Lopsided agreement

At the height of the debate on the Visiting Forces Agreement (VFA), one of the most important issues that came up specifically centered on the occurrence of a theoretical case involving the rape of a Filipina by servicemen of the Visiting American Forces. The bone of contention at that time centered on the issue of whether US military personnel who happen to be a part of the visiting contingent could be prosecuted for such crime of rape committed on Philippine soil. Many (including myself) opposed the VFA mainly because of the fear that it may be used by US military personnel accused of a crime committed here to escape or evade prosecution. That hypothetical incident has now become an actual case when a twenty three year old Zamboangena who was vacationing in Subic Freeport was allegedly gang raped by five American Servicemen last November 1, 2005.

If the fear expressed at that time was properly addressed, there should be no problem now regarding the prosecution of the suspects and their eventual punishment once found guilty. The crime was committed within the Philippine territory and the victim has already filed her complaint before the Olongapo City Prosecutor. Under our rules, the suspects should have been subjected to an inquest by the prosecutor and the appropriate charges filed in the proper court based on her sworn complaint, the affidavit of the driver and the medico-legal report showing that her injuries were consistent with rape. These sworn statements and report are enough for the judge to find probable cause and issue the warrants of arrest. In fact our Honorable Secretary of Justice precisely gave this instruction to his prosecutor in Olongapo City. Unfortunately, the instruction could not be carried out in the very land where he is the Secretary of Justice. Why? Because the suspects are not Filipinos but US military personnel and the incident is covered by the VFA.
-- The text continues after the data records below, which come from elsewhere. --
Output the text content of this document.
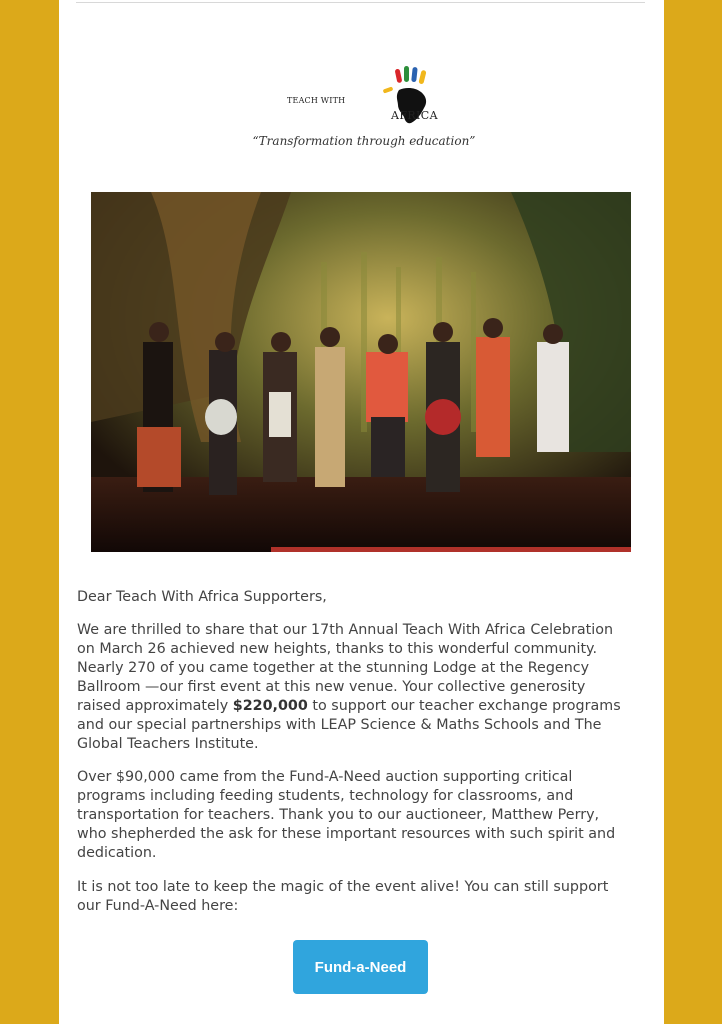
TEACH WITH
AFRICA
“Transformation through education”

Dear Teach With Africa Supporters,

We are thrilled to share that our 17th Annual Teach With Africa Celebration
on March 26 achieved new heights, thanks to this wonderful community.
Nearly 270 of you came together at the stunning Lodge at the Regency
Ballroom —our first event at this new venue. Your collective generosity
raised approximately $220,000 to support our teacher exchange programs
and our special partnerships with LEAP Science & Maths Schools and The
Global Teachers Institute.

Over $90,000 came from the Fund-A-Need auction supporting critical
programs including feeding students, technology for classrooms, and
transportation for teachers. Thank you to our auctioneer, Matthew Perry,
who shepherded the ask for these important resources with such spirit and
dedication.

It is not too late to keep the magic of the event alive! You can still support
our Fund-A-Need here:

Fund-a-Need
It is true that the VFA recognizes the jurisdiction of our courts to try and decide cases involving the crimes committed on Philippine soil by visiting American servicemen like the alleged rape perpetrated on a Filipina last All Saints Day in Subic. But such jurisdiction merely refers to the subject matter of the case, or jurisdiction over the crime committed. It can be effectively exercised only if the courts also have jurisdiction over the person/s who committed the crime. In other words, our courts must also have the power to arrest the accused and placed them under its custody so that if found guilty after trial, the sentence against them can be imposed and carried out. Justice in this rape case may be achieved only if our courts acquire jurisdiction not only over the crime but also over the person/s who committed it. Sad to say however, the VFA explicitly provides that "the custody of any US personnel over whom the Philippines is to exercise jurisdiction shall immediately reside with the US military authorities from the commission of the offense until completion of all judicial proceedings". In this case where the crime allegedly committed may even carry a death sentence and therefore non-bailable, it means that the American suspects will never land in our jails and taste the harsh and jarring conditions therein. Instead, they will enjoy the air-conditioned comforts of the US Embassy quarters like what is really happening now. If the accused were Filipinos, they will now be clamped down in our decrepit detention centers.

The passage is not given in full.